S – Et vous votre rôle – je sais que vous êtes à l’Académie du chocolat, je crois de souvenir c’est quarante personnes ?

C – Exactement, on avait une réunion hier d’ailleurs, vous voyez c’est tout frais, j’en sors.

S – Voilà.

C – On n’est plus quarante, on n’est plus que trente-huit. Hier on a pas pu en élire deux autres parce qu’on avait pas le quorum.

S – D’accord. Et quel est votre rôle, quel rôle, enfin votre rôle

C – Alors l’Académie est une société savante de quarante membres, et qui est basée sur la diversité des connaissances ; c’est-à-dire qu’à l’Académie on a des historiens, on a des diététiciens – je pense par exemple au professeur Chapron, professeur Hervé Robert, je pense à tous ces gens-là qui ont des connaissances bien pointues et bien précises concernant le produit. On a des chercheurs du Cirad également.

S – D’accord, ok.

C – qui sont donc là aussi, bon on en a, du Cirad on doit en avoir trois, donc Sophie Azemard aussi qui est une, malheureusement elle est malade en ce moment. Qui est une grande spécialiste du goût, donc elle est capable de discerner, d’analyser donc les produits sur une très large gamme notamment. Qu’est-ce qu’il y a d’autre ? On a également, on a des chocolatiers. Il y a quelques MOF qui sont là, qu’on est content d’avoir parmi nous ; c’est pas forcément les plus actifs malheureusement mais en tout cas ce sont des gens qui ont leur place et qui font qu’on a un panel assez large et assez construit en tout cas de techniciens du chocolat. Voilà, voilà.

S – D’accord.

C – Alors on édite un dictionnaire. Ce dictionnaire d’ailleurs pose beaucoup de problèmes pour nous parce qu’à l’heure actuelle c’est un ouvrage très important. On vient de terminer la première grosse édition. Je dis édition, j’anticipe un peu parce que malheureusement on ne trouve pas d’éditeur. Il faut à peu près 80 000 euros pour faire un tirage et 80 000 euros, les éditeurs aujourd’hui se disent un bouquin qui va être vendu dans les 105/110 euros, ça fait un peu cher ; donc les éditeurs sont toujours un peu frileux là-dessus. Donc on a démarché un deuxième éditeur, parce qu’on fait une coédition, et voilà donc je profite de notre site, parce que je pense

S – Et bien pourquoi pas, avis aux éditeurs.
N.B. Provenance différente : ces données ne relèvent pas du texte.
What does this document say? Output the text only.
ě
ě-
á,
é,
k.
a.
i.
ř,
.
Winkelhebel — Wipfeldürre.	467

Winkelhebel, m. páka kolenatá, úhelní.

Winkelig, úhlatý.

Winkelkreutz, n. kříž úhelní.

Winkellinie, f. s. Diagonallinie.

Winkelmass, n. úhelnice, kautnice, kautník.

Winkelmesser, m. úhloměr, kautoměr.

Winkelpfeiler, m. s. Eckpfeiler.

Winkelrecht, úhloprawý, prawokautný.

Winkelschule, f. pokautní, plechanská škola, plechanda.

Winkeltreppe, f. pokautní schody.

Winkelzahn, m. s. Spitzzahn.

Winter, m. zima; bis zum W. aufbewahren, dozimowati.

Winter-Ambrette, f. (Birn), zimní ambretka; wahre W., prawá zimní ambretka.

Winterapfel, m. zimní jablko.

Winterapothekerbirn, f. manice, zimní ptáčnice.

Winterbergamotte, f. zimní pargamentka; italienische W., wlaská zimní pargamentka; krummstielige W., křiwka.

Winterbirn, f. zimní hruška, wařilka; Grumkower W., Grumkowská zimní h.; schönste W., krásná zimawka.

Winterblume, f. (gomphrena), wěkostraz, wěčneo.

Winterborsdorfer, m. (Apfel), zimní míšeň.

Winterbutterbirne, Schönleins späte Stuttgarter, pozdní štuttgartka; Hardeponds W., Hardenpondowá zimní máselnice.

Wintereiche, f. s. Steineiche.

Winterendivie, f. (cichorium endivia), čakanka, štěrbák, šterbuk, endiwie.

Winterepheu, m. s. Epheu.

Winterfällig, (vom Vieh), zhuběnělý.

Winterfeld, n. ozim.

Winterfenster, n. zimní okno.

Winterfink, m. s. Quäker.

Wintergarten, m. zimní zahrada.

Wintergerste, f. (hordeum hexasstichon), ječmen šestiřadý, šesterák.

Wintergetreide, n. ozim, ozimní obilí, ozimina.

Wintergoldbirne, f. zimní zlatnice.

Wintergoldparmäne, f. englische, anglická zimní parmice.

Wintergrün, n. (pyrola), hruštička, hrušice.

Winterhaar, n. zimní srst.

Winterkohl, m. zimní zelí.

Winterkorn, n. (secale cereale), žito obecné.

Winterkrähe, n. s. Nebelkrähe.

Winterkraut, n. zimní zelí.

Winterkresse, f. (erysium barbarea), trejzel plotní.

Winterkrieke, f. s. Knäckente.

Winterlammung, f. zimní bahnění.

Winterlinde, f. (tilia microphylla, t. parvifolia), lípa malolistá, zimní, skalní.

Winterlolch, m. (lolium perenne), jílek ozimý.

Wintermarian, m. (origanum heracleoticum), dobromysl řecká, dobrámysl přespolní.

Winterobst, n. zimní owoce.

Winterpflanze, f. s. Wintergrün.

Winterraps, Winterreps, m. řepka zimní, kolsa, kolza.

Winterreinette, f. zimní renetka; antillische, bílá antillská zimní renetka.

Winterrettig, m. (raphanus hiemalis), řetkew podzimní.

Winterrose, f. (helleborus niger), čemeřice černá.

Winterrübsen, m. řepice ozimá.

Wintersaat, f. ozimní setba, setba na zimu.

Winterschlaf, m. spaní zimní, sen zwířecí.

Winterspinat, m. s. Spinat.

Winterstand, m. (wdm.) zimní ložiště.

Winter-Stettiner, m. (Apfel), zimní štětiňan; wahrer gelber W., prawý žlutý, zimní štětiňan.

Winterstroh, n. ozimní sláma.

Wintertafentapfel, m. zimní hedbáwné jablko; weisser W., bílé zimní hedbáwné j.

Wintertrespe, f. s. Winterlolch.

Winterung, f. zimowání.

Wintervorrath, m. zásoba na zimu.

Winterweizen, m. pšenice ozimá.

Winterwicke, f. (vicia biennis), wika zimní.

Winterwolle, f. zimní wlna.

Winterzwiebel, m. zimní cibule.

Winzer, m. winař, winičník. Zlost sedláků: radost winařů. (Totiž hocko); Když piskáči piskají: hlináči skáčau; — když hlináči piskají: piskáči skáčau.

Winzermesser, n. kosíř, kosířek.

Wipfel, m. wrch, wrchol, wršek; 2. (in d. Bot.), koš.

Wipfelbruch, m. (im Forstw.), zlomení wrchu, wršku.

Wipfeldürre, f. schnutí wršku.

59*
C – Et si vous même vous voulez mettre la main à la poche, on est tout à fait prêt à vous accueillir en tant que coéditeur du dictionnaire.

S – Christian, est-ce que vous avez un message à passer, à faire passer sur votre parcours ?

C – Plus vous êtes curieux, dans tous les domaines, plus vous vivrez heureux, je crois. Voilà, surtout quand vous achetez quelque chose, n’achetez pas en ignorant. Lisez les étiquettes, le plus possible, même si c’est écrit tout petit. Vous aurez de grandes surprises quelques fois. Voilà c’est tout ce que je peux dire aux consommateurs de chocolat.

S – En tout cas, merci Christian. Donc vous avez compris, lisez bien, soyez vraiment curieux. Et nous on se retrouve pour une autre vidéo. À une prochaine. En tout cas merci Christian.

C – Je vous en prie, et je répète, faites-vous plaisir.

S – Faites-vous plaisir.

C – C’est très important.

S – Très très important. À bientôt. Merci. Au revoir.